Menurut kami, hadis ini diriwayatkan pula oleh Imam Ahmad dari Ishaq ibnu Yusuf ibnu Ubaidillah dengan lafaz yang sama secara marfu'. Hal yang sama diriwayatkan oleh Ismail ibnu Ayyasy dan Ali ibnu Asim, dari Ubaidillah, dari Nafi',

dari Ibnu Umar secara marfu'. Hal yang sama diriwayatkan oleh Usman ibnu Muhammad ibnu Abu Syaibah, dari Abdah, dari Abdullah secara marfu'. Ahmad ibnu Salamah meriwayatkan dari Ubaidillah atau Abdullah ibnu Umar, dari Nafi',

dari Ibnu Umar secara marfu'. Diriwayatkan pula oleh Saklir ibnu Juwairiyah, dari Nafi', dari Ibnu Umar, dari Nabi Saw. dengan predikat yang semisal (yakni marfu').

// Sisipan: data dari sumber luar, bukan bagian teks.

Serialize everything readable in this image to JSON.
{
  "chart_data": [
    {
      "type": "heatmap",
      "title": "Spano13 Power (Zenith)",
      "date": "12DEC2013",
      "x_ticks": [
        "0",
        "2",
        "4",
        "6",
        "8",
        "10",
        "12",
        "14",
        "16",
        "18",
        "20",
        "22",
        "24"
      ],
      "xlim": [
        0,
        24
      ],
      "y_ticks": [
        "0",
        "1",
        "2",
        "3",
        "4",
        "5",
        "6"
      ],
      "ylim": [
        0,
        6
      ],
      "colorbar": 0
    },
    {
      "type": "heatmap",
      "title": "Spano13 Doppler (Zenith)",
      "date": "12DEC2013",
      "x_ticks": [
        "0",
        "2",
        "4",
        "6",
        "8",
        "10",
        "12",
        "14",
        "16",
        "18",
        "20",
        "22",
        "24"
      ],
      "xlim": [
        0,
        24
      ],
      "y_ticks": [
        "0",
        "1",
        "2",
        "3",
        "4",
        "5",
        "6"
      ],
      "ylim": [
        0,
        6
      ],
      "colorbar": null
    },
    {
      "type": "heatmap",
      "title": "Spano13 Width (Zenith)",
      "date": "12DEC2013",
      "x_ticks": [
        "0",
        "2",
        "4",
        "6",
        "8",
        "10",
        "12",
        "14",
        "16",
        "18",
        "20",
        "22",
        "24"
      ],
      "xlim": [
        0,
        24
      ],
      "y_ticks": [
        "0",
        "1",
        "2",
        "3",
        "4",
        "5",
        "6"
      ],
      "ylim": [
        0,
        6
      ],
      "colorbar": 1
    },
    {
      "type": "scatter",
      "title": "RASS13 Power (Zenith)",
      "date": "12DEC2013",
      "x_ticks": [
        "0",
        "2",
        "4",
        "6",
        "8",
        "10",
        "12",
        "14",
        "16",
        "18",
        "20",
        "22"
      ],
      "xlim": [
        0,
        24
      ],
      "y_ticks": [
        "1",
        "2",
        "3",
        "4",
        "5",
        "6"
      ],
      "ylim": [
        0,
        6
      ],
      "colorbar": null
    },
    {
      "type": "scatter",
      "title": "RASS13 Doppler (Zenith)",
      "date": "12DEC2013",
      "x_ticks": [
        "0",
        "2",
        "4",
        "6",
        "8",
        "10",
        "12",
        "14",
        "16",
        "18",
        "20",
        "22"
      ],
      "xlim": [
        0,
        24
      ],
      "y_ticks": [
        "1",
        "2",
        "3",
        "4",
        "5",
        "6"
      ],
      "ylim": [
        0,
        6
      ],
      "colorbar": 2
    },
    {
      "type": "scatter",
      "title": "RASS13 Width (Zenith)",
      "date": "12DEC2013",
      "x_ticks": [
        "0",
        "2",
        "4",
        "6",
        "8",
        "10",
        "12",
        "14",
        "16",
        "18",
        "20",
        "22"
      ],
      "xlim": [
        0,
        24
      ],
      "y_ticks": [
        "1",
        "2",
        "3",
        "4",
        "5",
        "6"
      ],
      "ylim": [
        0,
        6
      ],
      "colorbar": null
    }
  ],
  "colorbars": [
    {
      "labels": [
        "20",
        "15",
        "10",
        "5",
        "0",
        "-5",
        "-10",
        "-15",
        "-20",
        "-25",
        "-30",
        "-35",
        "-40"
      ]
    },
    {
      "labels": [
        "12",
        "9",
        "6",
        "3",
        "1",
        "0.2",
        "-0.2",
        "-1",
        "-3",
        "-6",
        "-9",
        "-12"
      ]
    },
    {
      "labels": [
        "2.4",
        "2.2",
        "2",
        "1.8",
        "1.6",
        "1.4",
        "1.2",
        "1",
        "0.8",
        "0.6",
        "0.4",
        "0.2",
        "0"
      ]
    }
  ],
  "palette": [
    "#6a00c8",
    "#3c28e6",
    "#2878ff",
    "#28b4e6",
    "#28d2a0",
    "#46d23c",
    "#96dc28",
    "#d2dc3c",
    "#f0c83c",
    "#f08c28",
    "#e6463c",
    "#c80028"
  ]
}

قَالَ الْإِمَامُ أَحْمَدُ: حَدَّثَنَا خَلَفُ بْنُ الْوَلِيدِ، حَدَّثَنَا الهُذَيل بْنُ بِلَالٍ، عَنِ ابْنِ عُبَيْدٍ، عَنْ أَبِيهِ: أَنَّهُ جَلَسَ ذَاتَ يَوْمٍ بِمَكَّةَ وَعَبْدُ اللَّهِ بْنُ عُمَرَ مَعَهُ، فَقَالَ أَبِي: قَالَ رَسُولُ اللَّهِ صَلَّى اللَّهُ عَلَيْهِ وَسَلَّمَ: "إِنَّ مَثَلَ الْمُنَافِقِ يَوْمَ الْقِيَامَةِ كَالشَّاةِ بَيْنَ الرّبضَين مِنَ الْغَنَمِ، إِنْ أَتَتْ هَؤُلَاءِ نَطَحَتْهَا، وَإِنْ أَتَتْ هَؤُلَاءِ نَطَحَتْهَا" فَقَالَ لَهُ ابْنُ عُمَرَ: كَذَبْتَ. فَأَثْنَى الْقَوْمُ عَلَى أَبِي خَيْرًا -أَوْ مَعْرُوفًا-فَقَالَ ابْنُ عُمَرَ: لَا أَظُنُّ صَاحِبَكُمْ إلا كما تَقُولُونَ، وَلَكِنِّي شَاهِدُ نَبِيِّ اللَّهِ إِذْ قَالَ: كَالشَّاةِ بَيْنَ الْغَنَمَيْنِ. فَقَالَ: هُوَ سَوَاءٌ. فَقَالَ: هَكَذَا سَمِعْتُهُ


Imam Ahmad mengatakan, telah menceritakan kepada kami Khalaf ibnul Walid, telah menceritakan kepada kami Al-Huzail ibnu Bilal, dari Ibnu Abu Ubaid, bahwa pada suatu hari ia duduk bersama Abdullah ibnu Umar di Makkah.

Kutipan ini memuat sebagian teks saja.